Doğu Akdeniz gazının Türkiye üzerinden nakli gerek İsrail, gerekse Kıbrıs için mevcut politik durumda pek çok sorun içermektedir. Türkiye’deki AKP iktidarı bu sorunların başında gelmektedir. Yeni Osmanlı anlayışı temelinde uygulanmak istenen dış politika ile Erdoğan AKP’si istenmeyen bir unsurdur. ABD, AB ve bölge ülkelerinin büyük bir kısmına göre, Suriye’deki gelişmelerde kendine biçtiği rolün ötesinde Mısır’da Mursi ile girdiği ilişkiler ve bu ilişkiler çerçevesinde Mursi’nin devrilmeden önceki eylemlerinden Erdoğan AKP’si de sorumlu tutulmaktadır. Bilindiği üzere Mursi hem İsrail, Mısır, Kıbrıs Münhasır Ekonomik Bölge (MEB) anlaşmasını bozmuş hem de İsrail’e verilen doğalgazı kesmişti. Bunun yanında yeni petrol yasası çıkarma hazırlıkları içinde olması ve enerji ödemelerinde ayak sürümesi de son dönemlerinde adı geçen aktörlere bir hayli rahatsızlık vermişti.

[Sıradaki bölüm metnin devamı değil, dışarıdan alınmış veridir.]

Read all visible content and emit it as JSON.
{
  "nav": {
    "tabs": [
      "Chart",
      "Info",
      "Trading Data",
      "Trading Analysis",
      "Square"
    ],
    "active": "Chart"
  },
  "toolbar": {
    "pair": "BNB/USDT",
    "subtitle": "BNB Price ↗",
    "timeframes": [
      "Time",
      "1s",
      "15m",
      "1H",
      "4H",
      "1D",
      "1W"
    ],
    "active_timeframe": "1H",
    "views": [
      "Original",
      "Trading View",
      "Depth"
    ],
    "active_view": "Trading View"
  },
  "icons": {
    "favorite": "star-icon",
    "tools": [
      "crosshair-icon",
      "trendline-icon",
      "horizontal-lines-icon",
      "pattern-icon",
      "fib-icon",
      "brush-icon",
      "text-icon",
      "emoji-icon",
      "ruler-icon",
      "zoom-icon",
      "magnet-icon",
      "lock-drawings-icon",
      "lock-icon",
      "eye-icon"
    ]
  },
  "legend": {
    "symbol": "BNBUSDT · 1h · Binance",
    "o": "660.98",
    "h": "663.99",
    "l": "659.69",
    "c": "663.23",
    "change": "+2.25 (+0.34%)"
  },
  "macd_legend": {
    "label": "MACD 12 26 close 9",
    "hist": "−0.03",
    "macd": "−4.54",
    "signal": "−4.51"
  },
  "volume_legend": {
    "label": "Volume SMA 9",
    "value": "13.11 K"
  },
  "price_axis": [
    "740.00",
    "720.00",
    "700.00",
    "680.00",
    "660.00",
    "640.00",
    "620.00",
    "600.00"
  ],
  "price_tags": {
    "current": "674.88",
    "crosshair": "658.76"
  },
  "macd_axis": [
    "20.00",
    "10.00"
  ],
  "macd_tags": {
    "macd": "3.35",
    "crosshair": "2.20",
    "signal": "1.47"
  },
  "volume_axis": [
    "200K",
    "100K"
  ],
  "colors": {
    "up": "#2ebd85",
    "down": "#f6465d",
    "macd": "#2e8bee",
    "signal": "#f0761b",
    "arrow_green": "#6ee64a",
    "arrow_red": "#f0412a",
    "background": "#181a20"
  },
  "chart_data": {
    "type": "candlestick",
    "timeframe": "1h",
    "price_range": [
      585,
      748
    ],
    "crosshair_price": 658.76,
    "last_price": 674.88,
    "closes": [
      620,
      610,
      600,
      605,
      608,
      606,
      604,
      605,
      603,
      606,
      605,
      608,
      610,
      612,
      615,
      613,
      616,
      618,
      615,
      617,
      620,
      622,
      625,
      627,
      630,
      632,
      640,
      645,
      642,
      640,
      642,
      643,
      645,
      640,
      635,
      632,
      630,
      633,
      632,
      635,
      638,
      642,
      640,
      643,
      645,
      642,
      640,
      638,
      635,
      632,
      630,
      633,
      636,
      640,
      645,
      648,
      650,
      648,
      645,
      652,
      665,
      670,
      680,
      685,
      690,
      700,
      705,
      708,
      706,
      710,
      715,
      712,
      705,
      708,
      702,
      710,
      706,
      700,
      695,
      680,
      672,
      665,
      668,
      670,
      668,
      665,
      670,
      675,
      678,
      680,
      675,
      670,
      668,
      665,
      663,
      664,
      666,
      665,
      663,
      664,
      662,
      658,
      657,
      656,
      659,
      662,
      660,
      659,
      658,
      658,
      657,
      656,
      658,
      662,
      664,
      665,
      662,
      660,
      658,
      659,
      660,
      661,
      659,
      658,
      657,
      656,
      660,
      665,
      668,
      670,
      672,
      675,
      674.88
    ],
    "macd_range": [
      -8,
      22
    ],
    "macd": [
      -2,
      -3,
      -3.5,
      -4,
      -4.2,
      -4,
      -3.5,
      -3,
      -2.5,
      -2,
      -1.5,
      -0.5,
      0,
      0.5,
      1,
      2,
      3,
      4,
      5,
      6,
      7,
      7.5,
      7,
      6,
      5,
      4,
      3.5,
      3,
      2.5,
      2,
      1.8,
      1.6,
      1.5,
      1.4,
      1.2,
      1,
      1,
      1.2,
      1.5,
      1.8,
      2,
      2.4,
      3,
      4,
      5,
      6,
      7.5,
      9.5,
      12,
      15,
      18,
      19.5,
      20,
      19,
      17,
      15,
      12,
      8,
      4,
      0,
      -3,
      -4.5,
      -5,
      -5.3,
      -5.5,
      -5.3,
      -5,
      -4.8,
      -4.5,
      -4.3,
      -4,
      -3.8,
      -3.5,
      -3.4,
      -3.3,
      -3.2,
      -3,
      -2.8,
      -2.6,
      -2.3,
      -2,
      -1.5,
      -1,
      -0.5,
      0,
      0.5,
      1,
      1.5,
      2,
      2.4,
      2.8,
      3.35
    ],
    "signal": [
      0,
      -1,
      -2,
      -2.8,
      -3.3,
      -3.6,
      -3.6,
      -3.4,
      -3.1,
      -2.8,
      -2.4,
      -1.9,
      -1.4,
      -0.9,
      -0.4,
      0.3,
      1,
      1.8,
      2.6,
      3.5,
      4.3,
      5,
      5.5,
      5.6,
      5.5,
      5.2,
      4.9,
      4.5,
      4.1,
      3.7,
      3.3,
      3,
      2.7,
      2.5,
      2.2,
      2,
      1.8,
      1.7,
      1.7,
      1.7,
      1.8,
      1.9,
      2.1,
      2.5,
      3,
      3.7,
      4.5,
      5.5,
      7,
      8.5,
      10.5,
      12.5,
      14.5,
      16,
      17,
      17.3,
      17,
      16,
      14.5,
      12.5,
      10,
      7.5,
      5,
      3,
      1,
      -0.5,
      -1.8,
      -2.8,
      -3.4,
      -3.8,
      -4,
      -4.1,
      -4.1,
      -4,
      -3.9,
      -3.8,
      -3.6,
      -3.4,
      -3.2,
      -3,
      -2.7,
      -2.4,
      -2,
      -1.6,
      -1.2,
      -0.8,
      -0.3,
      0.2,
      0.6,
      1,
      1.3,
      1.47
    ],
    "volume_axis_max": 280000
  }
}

Münhasır Ekonomik Bölge ( Exculasive Economic Zone) anlaşmaları uluslararası hukukta önemli bir rol oynamaktadır. İsrail; Kıbrıs (Rum devleti), Mısır ve Lübnan ile bir anlaşma gerçekleştirmiş ancak bu anlaşma Lübnan Parlamentosundan geçmemişti. Yine de Mısır ile birlikte uluslararası hukuk açısından bir sacayağı oluşturmuştu. Ancak Mısır’ın bu anlaşmadan çekilmesi sacayağının birinin kopmasına dolayısıyla üzerinde pişirilecek enerji içerikli tencerenin devrilmesine neden olmuştu.
 
Kıbrıs’taki Eylül – 2011 arama çalışmalarıyla birlikte Türkiye ve TPAO’da devreye girmiş ve ben de varım mesajını vermişti. Gelinen noktada zaten var olan politik sorunların daha da büyümesi yakın gelecekte bölgenin daha da ısınması söz konusuymuş gibi gözükmektedir.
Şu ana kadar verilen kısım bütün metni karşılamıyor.